System.Drawing.Imaging does give you additional control over the image compression if you pass in the JPEG codec and set the encoder parameter for Quality, which is essentially percent retention.
Here's a function I use with the parameter "image/jpeg" to get the JPEG codec. (This isn't related to compression per se, but the Image.Save overloads that accept EncoderParameters require ImageCodecInfo instead of ImageFormat.)
// assumes an encoder for "image/jpeg" will be available.
public static ImageCodecInfo GetCodec( string mimeType )
{
ImageCodecInfo[] encoders = ImageCodecInfo.GetImageEncoders();
for( int i = 0; i < encoders.Length; i++ )
if( encoders[i].MimeType == mimeType )
return encoders[i];
return null;
}
Then you can set the encoder parameters before saving the image.
EncoderParameters ep = new EncoderParameters(2);
ep.Param[0] = new EncoderParameter( Encoder.Quality, percentRetention ); // 1-100
ep.Param[1] = new EncoderParameter( Encoder.ColorDepth, colorDepth ); // e.g. 24L
(There are other encoder parameters — see the documentation.

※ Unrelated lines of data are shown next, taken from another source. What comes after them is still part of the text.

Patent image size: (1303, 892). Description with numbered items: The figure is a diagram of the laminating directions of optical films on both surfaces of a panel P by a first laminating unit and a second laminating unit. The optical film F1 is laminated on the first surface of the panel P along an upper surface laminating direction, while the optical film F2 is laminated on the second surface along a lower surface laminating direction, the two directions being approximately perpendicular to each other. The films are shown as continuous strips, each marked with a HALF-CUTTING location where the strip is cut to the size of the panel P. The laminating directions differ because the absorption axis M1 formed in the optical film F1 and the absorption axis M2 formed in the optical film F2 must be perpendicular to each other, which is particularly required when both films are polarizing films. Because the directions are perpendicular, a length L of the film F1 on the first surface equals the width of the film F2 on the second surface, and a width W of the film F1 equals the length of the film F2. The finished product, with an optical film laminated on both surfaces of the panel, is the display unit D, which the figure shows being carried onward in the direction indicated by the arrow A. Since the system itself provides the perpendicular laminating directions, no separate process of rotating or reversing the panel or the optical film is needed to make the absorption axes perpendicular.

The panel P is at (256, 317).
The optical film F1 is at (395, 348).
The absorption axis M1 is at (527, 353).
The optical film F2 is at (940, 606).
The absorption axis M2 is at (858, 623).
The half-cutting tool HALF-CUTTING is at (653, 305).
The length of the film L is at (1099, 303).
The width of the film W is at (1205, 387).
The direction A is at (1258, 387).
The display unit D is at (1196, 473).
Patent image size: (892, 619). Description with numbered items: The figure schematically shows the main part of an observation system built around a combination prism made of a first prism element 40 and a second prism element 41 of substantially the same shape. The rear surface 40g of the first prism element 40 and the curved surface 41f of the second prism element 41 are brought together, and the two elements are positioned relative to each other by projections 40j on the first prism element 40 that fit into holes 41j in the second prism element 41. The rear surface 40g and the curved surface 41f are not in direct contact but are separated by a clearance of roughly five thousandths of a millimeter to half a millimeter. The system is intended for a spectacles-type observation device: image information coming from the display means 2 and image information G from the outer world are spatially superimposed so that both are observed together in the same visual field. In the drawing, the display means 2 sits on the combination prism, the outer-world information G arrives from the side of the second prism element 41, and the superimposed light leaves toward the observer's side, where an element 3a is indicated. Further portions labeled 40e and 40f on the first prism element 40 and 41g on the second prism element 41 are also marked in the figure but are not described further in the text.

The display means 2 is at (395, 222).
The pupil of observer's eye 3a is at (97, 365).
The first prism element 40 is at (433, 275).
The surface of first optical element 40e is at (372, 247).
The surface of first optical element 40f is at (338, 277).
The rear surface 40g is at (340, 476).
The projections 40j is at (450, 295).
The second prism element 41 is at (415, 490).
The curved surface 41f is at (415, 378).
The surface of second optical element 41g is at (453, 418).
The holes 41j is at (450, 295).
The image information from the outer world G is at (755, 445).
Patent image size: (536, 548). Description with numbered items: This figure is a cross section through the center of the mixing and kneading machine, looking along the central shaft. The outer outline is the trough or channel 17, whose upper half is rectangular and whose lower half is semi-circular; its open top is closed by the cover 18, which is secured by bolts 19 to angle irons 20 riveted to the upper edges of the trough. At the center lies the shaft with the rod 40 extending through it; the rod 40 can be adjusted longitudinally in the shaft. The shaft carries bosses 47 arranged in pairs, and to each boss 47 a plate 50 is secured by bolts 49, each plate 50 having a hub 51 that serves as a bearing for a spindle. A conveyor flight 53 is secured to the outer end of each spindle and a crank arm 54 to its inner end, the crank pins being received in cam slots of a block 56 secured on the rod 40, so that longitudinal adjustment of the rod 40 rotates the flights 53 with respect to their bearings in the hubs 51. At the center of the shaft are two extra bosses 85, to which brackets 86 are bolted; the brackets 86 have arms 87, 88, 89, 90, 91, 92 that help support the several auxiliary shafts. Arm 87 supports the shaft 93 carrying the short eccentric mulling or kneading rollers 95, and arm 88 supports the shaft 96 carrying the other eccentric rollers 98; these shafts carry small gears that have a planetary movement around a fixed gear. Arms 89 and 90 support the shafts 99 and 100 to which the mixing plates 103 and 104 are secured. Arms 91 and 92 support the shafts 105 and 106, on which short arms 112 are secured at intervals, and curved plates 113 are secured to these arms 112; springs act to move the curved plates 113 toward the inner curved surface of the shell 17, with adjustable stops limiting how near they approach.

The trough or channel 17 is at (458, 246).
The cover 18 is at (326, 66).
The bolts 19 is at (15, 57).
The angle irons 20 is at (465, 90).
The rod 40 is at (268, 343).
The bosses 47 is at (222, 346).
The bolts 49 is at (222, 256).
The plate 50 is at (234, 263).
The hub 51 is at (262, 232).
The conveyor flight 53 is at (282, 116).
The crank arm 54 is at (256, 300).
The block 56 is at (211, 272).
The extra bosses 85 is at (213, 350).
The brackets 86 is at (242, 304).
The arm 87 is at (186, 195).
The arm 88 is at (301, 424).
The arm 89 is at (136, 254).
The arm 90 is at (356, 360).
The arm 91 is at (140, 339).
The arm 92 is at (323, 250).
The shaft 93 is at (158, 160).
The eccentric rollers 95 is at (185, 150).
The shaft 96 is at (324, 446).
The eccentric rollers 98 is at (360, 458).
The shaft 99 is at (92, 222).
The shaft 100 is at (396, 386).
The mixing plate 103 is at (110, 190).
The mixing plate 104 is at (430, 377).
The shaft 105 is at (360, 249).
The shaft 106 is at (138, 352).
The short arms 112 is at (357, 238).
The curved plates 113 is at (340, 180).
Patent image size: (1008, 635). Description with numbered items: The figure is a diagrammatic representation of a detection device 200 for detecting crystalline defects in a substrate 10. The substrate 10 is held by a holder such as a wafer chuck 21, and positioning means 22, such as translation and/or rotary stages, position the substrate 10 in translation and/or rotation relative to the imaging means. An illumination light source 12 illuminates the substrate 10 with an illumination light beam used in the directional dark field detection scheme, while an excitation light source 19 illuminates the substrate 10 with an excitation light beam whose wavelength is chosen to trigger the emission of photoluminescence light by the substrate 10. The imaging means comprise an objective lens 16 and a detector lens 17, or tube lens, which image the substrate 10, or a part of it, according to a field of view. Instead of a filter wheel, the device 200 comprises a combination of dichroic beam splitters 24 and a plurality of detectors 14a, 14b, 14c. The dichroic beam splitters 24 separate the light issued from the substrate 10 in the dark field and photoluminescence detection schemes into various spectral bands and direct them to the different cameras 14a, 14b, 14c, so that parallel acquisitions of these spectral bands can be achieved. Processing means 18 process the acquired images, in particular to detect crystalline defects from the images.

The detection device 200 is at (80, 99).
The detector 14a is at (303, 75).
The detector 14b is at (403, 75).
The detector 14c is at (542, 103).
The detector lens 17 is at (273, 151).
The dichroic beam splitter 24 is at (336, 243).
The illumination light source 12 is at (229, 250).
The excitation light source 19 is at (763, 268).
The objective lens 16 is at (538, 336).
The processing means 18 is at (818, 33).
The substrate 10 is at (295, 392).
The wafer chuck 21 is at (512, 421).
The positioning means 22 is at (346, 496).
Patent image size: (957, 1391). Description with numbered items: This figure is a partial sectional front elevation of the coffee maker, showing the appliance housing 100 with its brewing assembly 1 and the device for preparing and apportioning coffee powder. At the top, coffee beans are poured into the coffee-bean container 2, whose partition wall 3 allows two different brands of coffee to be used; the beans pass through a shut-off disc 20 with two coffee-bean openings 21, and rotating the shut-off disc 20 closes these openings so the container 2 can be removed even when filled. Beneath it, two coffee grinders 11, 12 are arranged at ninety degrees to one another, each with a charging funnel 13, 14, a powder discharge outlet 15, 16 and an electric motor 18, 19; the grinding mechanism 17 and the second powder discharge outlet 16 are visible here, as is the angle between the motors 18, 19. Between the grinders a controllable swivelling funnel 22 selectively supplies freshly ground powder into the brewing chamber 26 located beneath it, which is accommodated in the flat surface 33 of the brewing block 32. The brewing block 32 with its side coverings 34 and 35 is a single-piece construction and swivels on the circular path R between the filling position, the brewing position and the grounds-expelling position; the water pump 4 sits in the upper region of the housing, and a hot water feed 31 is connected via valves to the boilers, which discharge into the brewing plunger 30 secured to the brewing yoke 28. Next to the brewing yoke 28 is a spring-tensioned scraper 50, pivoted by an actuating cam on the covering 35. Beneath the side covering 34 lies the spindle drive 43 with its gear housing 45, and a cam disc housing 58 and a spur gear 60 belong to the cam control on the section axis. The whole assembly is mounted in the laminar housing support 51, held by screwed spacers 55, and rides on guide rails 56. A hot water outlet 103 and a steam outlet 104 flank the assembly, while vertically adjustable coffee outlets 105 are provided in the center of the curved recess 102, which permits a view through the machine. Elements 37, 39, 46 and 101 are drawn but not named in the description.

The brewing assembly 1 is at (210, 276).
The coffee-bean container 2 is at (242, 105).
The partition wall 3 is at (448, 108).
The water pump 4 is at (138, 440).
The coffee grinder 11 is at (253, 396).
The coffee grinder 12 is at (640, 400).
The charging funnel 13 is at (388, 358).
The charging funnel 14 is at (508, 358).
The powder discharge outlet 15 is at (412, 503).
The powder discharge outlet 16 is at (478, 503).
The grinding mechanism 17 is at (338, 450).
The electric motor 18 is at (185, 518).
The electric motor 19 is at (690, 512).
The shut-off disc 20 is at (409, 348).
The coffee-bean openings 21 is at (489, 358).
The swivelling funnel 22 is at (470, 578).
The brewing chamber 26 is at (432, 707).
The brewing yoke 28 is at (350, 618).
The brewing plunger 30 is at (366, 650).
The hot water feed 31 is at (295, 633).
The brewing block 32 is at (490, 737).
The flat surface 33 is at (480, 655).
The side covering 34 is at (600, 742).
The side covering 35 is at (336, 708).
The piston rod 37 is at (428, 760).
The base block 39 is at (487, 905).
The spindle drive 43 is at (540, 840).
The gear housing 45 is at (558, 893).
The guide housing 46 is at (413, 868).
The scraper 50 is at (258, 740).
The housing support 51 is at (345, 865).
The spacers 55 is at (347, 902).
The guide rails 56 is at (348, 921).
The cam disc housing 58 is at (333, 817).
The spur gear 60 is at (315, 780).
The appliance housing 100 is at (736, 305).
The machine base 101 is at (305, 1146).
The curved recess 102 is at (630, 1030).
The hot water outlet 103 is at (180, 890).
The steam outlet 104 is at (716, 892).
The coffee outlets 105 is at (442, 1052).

So, put it all together, and you can say
image.Save( outFile, GetCodec("image/jpeg"), ep );
(I store the codec and parameters in static values, as they are used over and over again, but I wanted to simplify the example here.)
Hope this helps!
EDIT: If you are scaling images, you also have some control over the quality. Yes it is very "black box", but I find that it works well. Here are the "good & slow" settings (which you need to set before you call DrawImage, but you can look up the "quick & dirty" versions.
// good & slow
graphics.SmoothingMode = SmoothingMode.HighQuality;
graphics.InterpolationMode = InterpolationMode.HighQualityBicubic;
graphics.PixelOffsetMode = PixelOffsetMode.HighQuality;
graphics.CompositingQuality = CompositingQuality.HighQuality;
I think by passing the imageformat .NET does the compression associated with the ImageFormat for you.
But when it comes to Graphic-Compression there can be much more than that (See the Photoshop or a Graphic-Programms Save-As Dialog as an example).
JPEG for example is just a Standard... and for alot of web-graphics you can still reduze the size by blurrying or taking away more colors without a noticable quality loss.
Will be up to you which techniques you're gonna use or if you're fine with a Standard.
What you are doing will work but is by far not the most efficient nor produces the most econonomical file sizes.
The reason you see complex GDI code when dealing with imaging is that there is no reasonable middle ground between using the default one-size-fits-all methods and even the most modest degree of fine tuning.
The .net<->gdi interop borders on black magic where obscure bugs abound. Luckily teh google has all you need to navigate this minefield.
(did i paint a dire enough picture? ;-))
Seriously though, you can do fairly well with gdi interop but it is by no means an obvious task. If you are willing to do the research and take the time to work out the kinks you can end up with some good code.
Otherwise find an imaging library that does most of this for you.